KBlixt / subcleaner

removes ads from subtitle files cleanly.
284 stars 12 forks source link

Create Dutch config #25

Closed 854562 closed 1 year ago

854562 commented 1 year ago

This is my attempt at a config file for Dutch subtitles. I took the Swedish config as a starting point, and added some common Dutch ads, release groups, and some names of both community and professional subtitlers.

I am by no means a regex expert (in fact this is my first real dive into the matter), but I have had it do a few dry runs and it seems to be working well.

One thing: I am not really sure what kind of lines "^(teams?|the)$" is supposed to target, but since it is present in both the English and Swedish config files I left it in there.

Looking forward to your comments!

KBlixt commented 1 year ago

Good morning 854562,

Very nice! I'll take a look at this after work today! In fact I've been in contact with another Dutch speaking user and have a candidate Dutch regex from him aswell, I'll send it to you if you'd like, but your version looks more fleshed out and following what I'd expect how new language profiles are created.

Yeah the teams|the line is supposed to target some specific ads, but I belive that I've moved that regex to the global profile in my latest uncommitted version.

KBlixt commented 1 year ago

so this is looking really good I'm very impressed, will add them to the defaults when you want. some stuff that I've changed in the swedish one that you based this on:

"celebritysizes" is actually a legit site and I added it to the purge list since I just assumed that it was spam, but as it turns out in some episode in "The Office" they are mentioning the site.

the "^(teams?|the)$" will be moved to the global warning in the next regex version, you can leave it in there and I'll modify it when I push next time.

Sartre is a name mentioned in some series. so I've moved that one as well to the global warning regexö. again, you can leave it be and I'll move it later.

nl_purge10, I've found to use this purge is a bit to aggressive, maybe not the case in Dutch but some names could contain these words like companies or such, and sometimes they translate the name but sometimes they leave the name as is. for the swedish profile I put it in the warning section twice, these words should then recieve 2 warnings if they ever appear and would be very close to being deleted.

I'm not sure if you've seen some of the debug options that the script have. specifically --dry-run, --explain and --end-report are very useful for finding poor results and fix them.

--dry-run is self explanatory, --explain will put a row under each removed/warned block and tell you what regex it got matched with or other warnings it received from the script. --end-report is printing all unique blocks that got removed/warnings, It'll order the deleted blocks from fewest blocks removed since false-positives are most likely going to have unique content. and it'll order the warning blocks from most blocks warned since blocks with the same content in multiple different files are likely to be false-negatives. --sensitive it'll log all blocks adjacent to ads and the first/last block in the file as warnings regardless of how many warnings they actually got, it won't affect the result.

I'm also going to add the translated "season xx episode xx" to my swedish regex profile, that was a good idea!

thank you so much, this is gonna be great!

854562 commented 1 year ago

Thanks for the detailed reply!

As I was working on a small update anyway, I took the liberty to incorporate your suggestions right away.

I agree that the risk of false positives is relatively high having those English words on the purge list.
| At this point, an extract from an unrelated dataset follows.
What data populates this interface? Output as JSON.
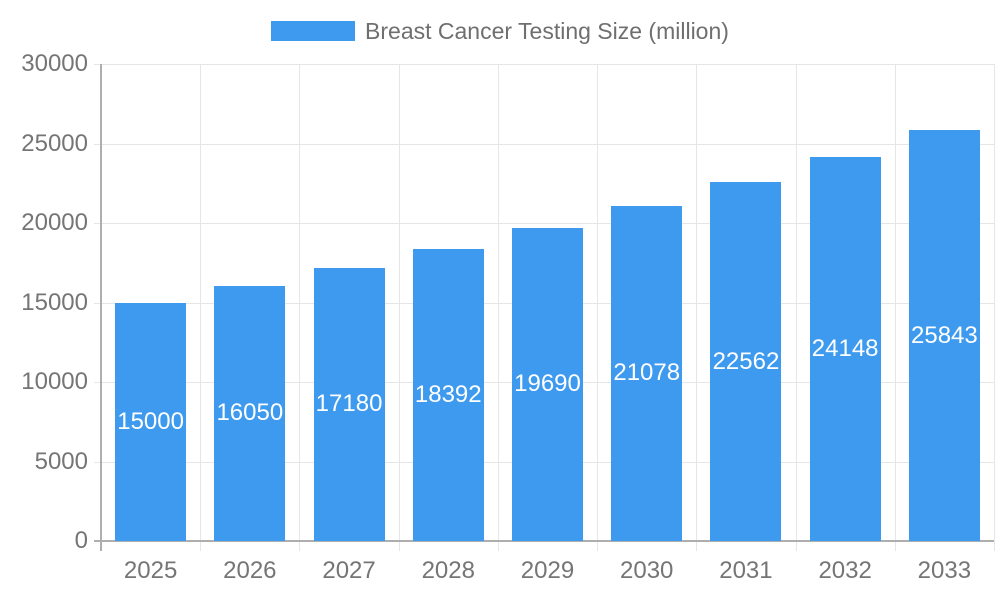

I've seen it target some English song lyrics, for example, which are often left untranslated in subtitles. I moved the entire line to warn and duplicated it (with some exceptions which I added to nl_warn4 instead, as they are more common in Dutch); I hope that's the way you had in mind. Small question though: rip(ped)? and (re-?)synch?(ed|ro(nized)?)? appear four times now; I am not sure if they were supposed to be duplicated in the first place, and if they were, what's the intention behind that?

As for the other person making a regex list, I am curious to see what he came up with, as there is bound to be stuff I missed or haven't thought of. If he's okay with it I am happy to see if I can merge it with my config.

Thank you for the debug suggestions! I had already discovered dry-run and explain, but sensitive has been a big help finding more translator names to add.

If the config passes all your requirements I think it's ready to be added to the defaults.

KBlixt commented 1 year ago

really excellent work!

here is the config that I've seen from the other guy. I had a look but yours didn't seem to miss anything major over his, not I've renamed it to .txt since I can't upload .conf to github for some reason.

dutch.txt

I'll take a look at those things you mentioned, sounds like something I missed.

854562 commented 1 year ago

Thanks! Not bad, definitely someone who's familiar with the Dutch subtitling scene. Looks like the vast majority of it would be caught by either my or the global config, though. However, there are some ads and names in there that I don't have, I'll borrow those for when I update my config. Please thank them for their efforts!

Edit: I was wrong about one of the duplicates: (re-?)synch?(ed|ro(nized)?)? and (re-?)?synch?(ed|ro(nized)?) are very much different; didn't catch that.

KBlixt commented 1 year ago

Sounds good 👍

If you ever make a pull request I'll accept them whenever I see them, you won't need to defend them if you don't want to.